Elena Verdú est professeur à l’université McMaster (Canada) et membre du comité d’experts GMFH. Elle dirige le Verdu Lab, où elle étudie avec son équipe les interactions hôtes-microbes et nutritionnelles dans le tractus gastro-intestinal et leurs liens avec la pathogenèse de la maladie cœliaque et des maladies inflammatoires chroniques de l’intestin (MICI).
Qu’est-ce que la maladie cœliaque ?
C’est une sensibilité alimentaire courante chez des personnes génétiquement prédisposées déclenchée par le gluten, un mélange de protéines contenu dans certaines céréales comme le blé, le seigle ou l’orge.
La maladie se manifeste principalement par des symptômes gastro-intestinaux graves tels que diarrhée, ballonnement ou douleurs abdominales. Elle peut en outre provoquer des manifestations extraintestinales comme l’anémie, la perte de masse osseuse ou des fractures fréquentes. Mais les symptômes peuvent aussi être légers, ce qui complique le diagnostic et de ce fait, la plupart des sujets cœliaques ne sont pas diagnostiqués.
Le diagnostic de la maladie consiste en un test sanguin et est habituellement confirmé au moyen d’une biopsie, c’est-à-dire l’examen d’un fragment de tissu prélevé de l’intestin grêle à l’aide d’un endoscope. Une fois le diagnostic posé, il est essentiel que le malade adopte un régime strictement sans gluten à vie.
Pourquoi est-il important de suivre un régime sans gluten ?
Par définition, les protéines du gluten sont les conducteurs et les déclencheurs de l’inflammation dans la maladie cœliaque. C’est cette inflammation qui endommage la paroi de l’intestin grêle et qui est à l’origine des symptômes, des carences nutritionnelles et des complications de la maladie.
Les patients cœliaques sont très sensibles aux moindres doses de gluten. Il est donc essentiel qu’ils évincent totalement le gluten de leur alimentation dès qu’un diagnostic a été établi. Et ce, de la main d’un professionnel de santé, car un régime sans gluten mal suivi peut entrainer des complications.
Quel est le rôle du microbiote intestinal dans tout ça ?
Nous savons que la prédisposition génétique et la consommation de gluten sont nécessaires pour que quelqu’un soit atteint de la maladie cœliaque. En revanche, consommer du gluten et avoir les bons gènes ne suffit pas forcément pour développer la maladie cœliaque.
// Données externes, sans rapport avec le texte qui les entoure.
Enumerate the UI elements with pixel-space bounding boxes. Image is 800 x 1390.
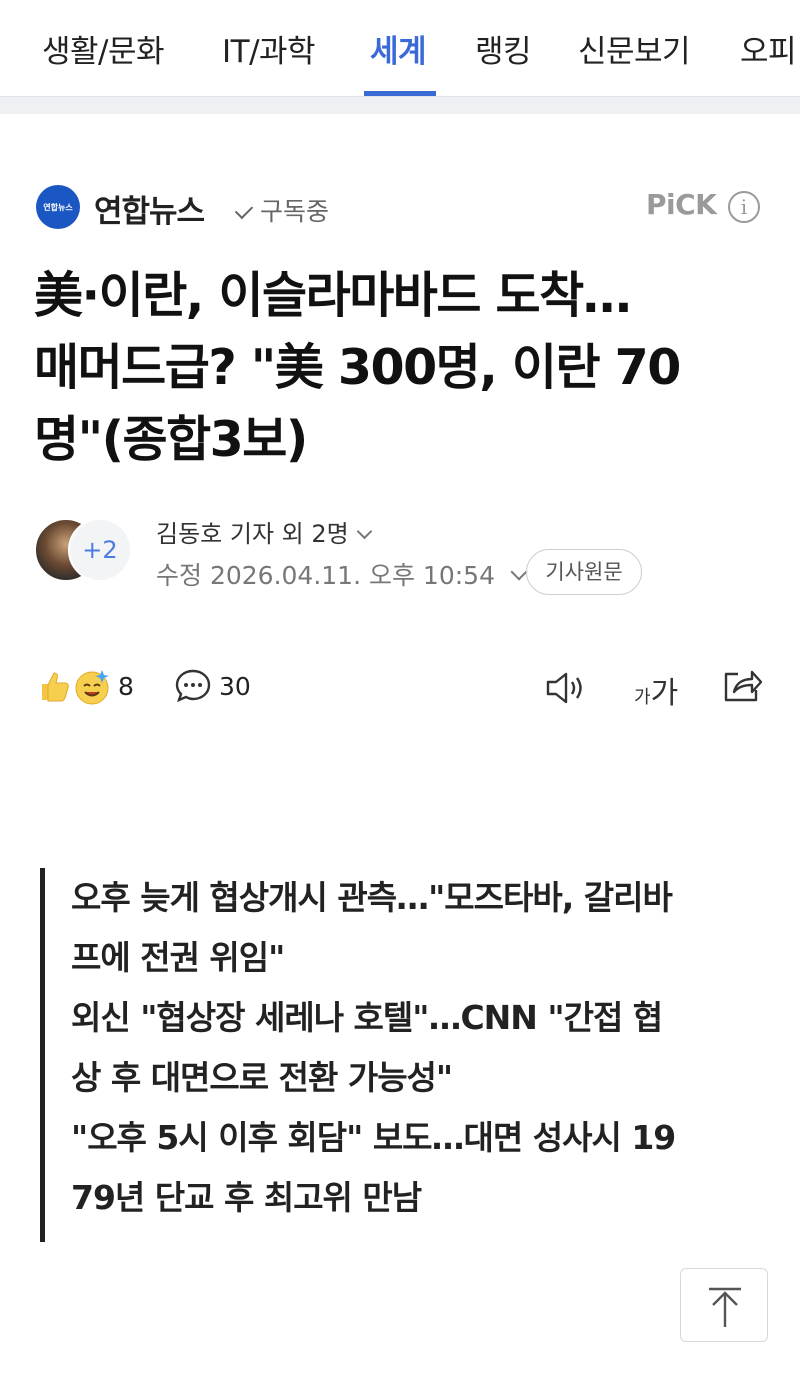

Voilà pourquoi nous pensons qu’il existe des cofacteurs importants qui provoquent la survenue de la maladie cœliaque. L’un de ces facteurs pourrait être le microbiote intestinal.
Certaines études ont mis en lumière les différences entre la composition microbienne de l’intestin des patients cœliaques et celle des sujets non malades. Plus important encore, des recherches ont conclu que les bactéries intestinales métabolisent ou digèrent le gluten différemment, d’une manière qui peut conduire à une susceptibilité accrue à la maladie.
D’autres encore ont constaté que les bactéries intestinales peuvent même digérer des composants alimentaires importants non liés au gluten, comme le tryptophane, un acide aminé impliqué dans la production de métabolites qui protègent la paroi intestinale. Et les malades cœliaques peuvent aussi subir des altérations dans ce genre de métabolisme.
Pour finir, des chercheurs ont découvert que les cellules immunitaires des patients cœliaques peuvent avoir des réactions croisées et reconnaitre certaines portions de bactéries et d’agents pathogènes opportunistes présents dans l’intestin grêle et réagir aux séquences de gluten.
Donc, en général les bactéries intestinales seraient un cofacteur qui accroit ou diminue la prédisposition à développer la maladie cœliaque, en fonction de l’activité et du type de bactéries que le sujet abrite dans son tractus GI. Mais bien sûr, il faudra toujours avoir les bons gènes et s’exposer au gluten.
Que pensez-vous de la tendance de suivre un régime sans gluten sans un diagnostic de maladie cœliaque ?
La seule raison médicale factuelle pour adopter un régime strictement sans gluten à vie est un vrai diagnostic de la maladie cœliaque. La maladie cœliaque n’est pas une mode. La maladie cœliaque est une maladie grave aux caractéristiques auto-immunes.
Dans l’auto-immunité, notre système immunitaire attaque nos propres organes ; dans le cas de la maladie cœliaque, il s’en prend à la paroi de l’intestin grêle.
Si les personnes non cœliaques chez qui la maladie cœliaque a été correctement exclue pensent ou sentent malgré tout qu’une alimentation contenant du blé leur provoque des symptômes, elles peuvent consulter un professionnel de santé et envisager de réduire leur consommation de gluten. Mais toujours sous le contrôle d’un professionnel de santé, car un régime sans gluten non supervisé peut entrainer des carences nutritionnelles et d’autres complications.